Jorge Herrero

Personal information
- Full name: Jorge Herrero Arias
- Date of birth: 18 June 1983 (age 42)
- Place of birth: Jerez de la Frontera, Spain
- Height: 1.78 m (5 ft 10 in)
- Position(s): Midfielder

Youth career
- 1999–2002: Xerez

Senior career*
- Years: Team / Apps / (Gls)
- 2002–2004: Xerez B
- 2003–2004: Xerez / 6 / (0)
- 2004–2008: Portuense / 88 / (5)
- 2008–2009: Linense / 33 / (0)
- 2009–2010: Jerez Industrial / 15 / (0)
- 2010–2011: Villanovense / 50 / (6)
- 2011–2013: Sanluqueño / 61 / (12)
- 2013–2017: San Fernando / 122 / (18)
- 2017–2019: Xerez Deportivo / 64 / (7)
- 2019–2020: Los Barrios / 12 / (1)
- 2020–2021: Rota / 29 / (3)

= Jorge Herrero =

Spanish footballer (born 1983)

Jorge Herrero Arias (born 18 June 1983) is a Spanish former footballer who played as a midfielder.

==Club career==
Born in Jerez de la Frontera, Province of Cádiz, Andalusia, Herrero finished his youth career with local Xerez CD, and made his senior debut with the reserves in 2002. On 13 September 2003 he appeared in his first game as a professional, starting in a 1–1 away draw against Elche CF in the Segunda División; he finished the season with seven first-team appearances, being subsequently released.

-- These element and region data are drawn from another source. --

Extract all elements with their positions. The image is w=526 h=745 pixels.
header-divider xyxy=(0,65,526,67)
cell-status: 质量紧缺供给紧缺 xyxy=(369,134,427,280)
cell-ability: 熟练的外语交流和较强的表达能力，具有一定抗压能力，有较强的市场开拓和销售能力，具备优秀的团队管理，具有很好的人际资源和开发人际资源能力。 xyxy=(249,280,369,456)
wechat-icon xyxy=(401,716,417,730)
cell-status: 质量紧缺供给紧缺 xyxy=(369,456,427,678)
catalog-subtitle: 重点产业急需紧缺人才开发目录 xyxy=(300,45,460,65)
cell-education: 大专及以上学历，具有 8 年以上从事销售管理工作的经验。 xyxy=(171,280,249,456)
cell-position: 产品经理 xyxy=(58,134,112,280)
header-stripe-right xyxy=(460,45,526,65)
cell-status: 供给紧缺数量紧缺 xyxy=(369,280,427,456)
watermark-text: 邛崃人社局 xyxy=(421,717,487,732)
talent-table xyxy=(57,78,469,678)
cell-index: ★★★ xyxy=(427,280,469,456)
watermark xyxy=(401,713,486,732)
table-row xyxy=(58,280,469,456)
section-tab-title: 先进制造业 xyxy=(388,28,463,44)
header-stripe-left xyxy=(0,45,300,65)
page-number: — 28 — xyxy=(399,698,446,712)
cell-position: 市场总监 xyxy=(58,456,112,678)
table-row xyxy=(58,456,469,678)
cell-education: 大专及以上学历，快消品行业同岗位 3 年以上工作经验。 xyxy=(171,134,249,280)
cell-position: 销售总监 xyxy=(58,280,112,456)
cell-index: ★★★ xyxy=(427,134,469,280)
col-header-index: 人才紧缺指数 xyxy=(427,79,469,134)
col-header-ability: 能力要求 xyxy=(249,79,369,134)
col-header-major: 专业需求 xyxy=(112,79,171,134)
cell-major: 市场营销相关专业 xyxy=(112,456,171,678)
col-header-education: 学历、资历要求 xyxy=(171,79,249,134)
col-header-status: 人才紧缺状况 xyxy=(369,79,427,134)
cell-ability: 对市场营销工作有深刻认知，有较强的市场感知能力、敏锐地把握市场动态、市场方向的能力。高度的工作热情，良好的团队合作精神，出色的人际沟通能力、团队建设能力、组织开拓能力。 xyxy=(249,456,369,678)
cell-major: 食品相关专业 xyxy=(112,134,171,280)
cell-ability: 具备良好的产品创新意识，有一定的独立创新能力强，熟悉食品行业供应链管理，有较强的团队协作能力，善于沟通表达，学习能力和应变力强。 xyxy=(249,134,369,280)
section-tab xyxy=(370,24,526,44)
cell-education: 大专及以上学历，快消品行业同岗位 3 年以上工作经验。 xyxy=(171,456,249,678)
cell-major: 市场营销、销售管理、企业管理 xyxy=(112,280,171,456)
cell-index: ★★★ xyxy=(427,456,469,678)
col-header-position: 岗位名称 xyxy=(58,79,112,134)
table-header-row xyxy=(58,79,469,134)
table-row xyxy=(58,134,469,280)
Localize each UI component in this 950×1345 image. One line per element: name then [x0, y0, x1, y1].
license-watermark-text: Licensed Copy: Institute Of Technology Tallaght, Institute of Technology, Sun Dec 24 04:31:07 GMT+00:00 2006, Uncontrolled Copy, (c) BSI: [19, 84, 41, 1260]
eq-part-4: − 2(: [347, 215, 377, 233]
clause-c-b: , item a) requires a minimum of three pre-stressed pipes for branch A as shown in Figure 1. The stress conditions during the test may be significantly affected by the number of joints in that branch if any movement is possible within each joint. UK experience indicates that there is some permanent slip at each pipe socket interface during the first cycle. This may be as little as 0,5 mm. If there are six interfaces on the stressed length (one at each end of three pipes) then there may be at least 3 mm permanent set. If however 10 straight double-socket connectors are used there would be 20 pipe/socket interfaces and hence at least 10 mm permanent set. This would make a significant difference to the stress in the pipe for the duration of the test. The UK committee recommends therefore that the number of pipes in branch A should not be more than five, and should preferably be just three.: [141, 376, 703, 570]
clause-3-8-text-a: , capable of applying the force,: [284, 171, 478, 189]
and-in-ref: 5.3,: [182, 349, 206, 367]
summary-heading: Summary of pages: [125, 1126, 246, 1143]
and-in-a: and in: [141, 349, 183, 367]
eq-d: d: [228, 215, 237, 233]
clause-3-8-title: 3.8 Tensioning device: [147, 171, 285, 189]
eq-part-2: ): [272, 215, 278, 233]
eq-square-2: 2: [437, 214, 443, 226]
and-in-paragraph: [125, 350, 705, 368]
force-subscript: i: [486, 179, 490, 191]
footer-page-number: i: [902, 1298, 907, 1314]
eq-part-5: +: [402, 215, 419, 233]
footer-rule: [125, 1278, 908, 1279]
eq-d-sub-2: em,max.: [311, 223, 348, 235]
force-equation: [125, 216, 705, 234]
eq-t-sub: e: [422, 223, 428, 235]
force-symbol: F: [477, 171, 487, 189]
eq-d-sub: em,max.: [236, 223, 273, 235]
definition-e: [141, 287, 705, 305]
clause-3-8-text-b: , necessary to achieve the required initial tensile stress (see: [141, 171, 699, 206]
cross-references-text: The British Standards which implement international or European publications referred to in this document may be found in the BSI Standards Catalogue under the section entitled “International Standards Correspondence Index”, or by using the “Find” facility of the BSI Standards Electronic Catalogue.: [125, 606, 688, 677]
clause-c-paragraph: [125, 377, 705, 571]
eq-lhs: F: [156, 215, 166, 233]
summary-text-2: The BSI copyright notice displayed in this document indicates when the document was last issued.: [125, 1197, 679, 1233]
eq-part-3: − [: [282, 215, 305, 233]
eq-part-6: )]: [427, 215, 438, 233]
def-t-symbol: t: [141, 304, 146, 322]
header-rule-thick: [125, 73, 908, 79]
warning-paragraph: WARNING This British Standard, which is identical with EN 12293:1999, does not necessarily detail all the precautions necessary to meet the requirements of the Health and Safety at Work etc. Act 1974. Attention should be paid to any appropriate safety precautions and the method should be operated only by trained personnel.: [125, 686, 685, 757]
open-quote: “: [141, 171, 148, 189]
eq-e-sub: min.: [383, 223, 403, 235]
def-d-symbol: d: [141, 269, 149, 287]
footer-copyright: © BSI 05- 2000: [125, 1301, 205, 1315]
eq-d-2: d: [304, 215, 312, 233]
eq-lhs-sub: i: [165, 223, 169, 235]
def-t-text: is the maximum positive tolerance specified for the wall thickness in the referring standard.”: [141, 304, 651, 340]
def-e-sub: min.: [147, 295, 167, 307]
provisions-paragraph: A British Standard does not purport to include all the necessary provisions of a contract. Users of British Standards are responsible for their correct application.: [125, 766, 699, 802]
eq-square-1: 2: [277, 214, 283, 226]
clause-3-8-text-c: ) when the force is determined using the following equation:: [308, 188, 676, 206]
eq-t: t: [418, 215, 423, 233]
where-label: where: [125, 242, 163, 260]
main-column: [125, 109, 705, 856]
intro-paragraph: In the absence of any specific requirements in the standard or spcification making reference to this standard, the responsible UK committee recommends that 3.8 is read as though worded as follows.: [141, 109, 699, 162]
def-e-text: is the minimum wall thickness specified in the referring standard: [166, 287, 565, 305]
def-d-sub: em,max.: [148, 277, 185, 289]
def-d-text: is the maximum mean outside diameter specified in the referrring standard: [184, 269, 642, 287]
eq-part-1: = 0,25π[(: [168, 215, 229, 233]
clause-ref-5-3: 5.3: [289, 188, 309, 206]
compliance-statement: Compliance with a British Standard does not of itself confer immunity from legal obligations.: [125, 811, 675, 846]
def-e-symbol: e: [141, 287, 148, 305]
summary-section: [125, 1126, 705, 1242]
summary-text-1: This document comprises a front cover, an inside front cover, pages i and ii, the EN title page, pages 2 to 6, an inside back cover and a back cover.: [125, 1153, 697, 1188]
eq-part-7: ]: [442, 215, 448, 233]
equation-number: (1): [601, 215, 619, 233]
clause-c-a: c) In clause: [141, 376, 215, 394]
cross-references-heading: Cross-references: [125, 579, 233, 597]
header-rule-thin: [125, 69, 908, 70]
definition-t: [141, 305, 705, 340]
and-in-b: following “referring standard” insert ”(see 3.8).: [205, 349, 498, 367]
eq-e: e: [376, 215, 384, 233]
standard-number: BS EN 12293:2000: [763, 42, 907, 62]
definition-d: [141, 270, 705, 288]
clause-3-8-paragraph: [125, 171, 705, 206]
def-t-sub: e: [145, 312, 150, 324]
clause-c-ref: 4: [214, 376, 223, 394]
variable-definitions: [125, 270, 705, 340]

Subsequently, Herrero resumed his career in the Segunda División B and Tercera División, representing Racing Club Portuense, Real Balompédica Linense, Jerez Industrial CF, CF Villanovense, Atlético Sanluqueño CF, San Fernando CD, Xerez Deportivo FC, UD Los Barrios and CD Rota.

==Personal life==
Herrero's younger brother, Bruno, was also a footballer and a midfielder. He too represented Xerez and San Fernando.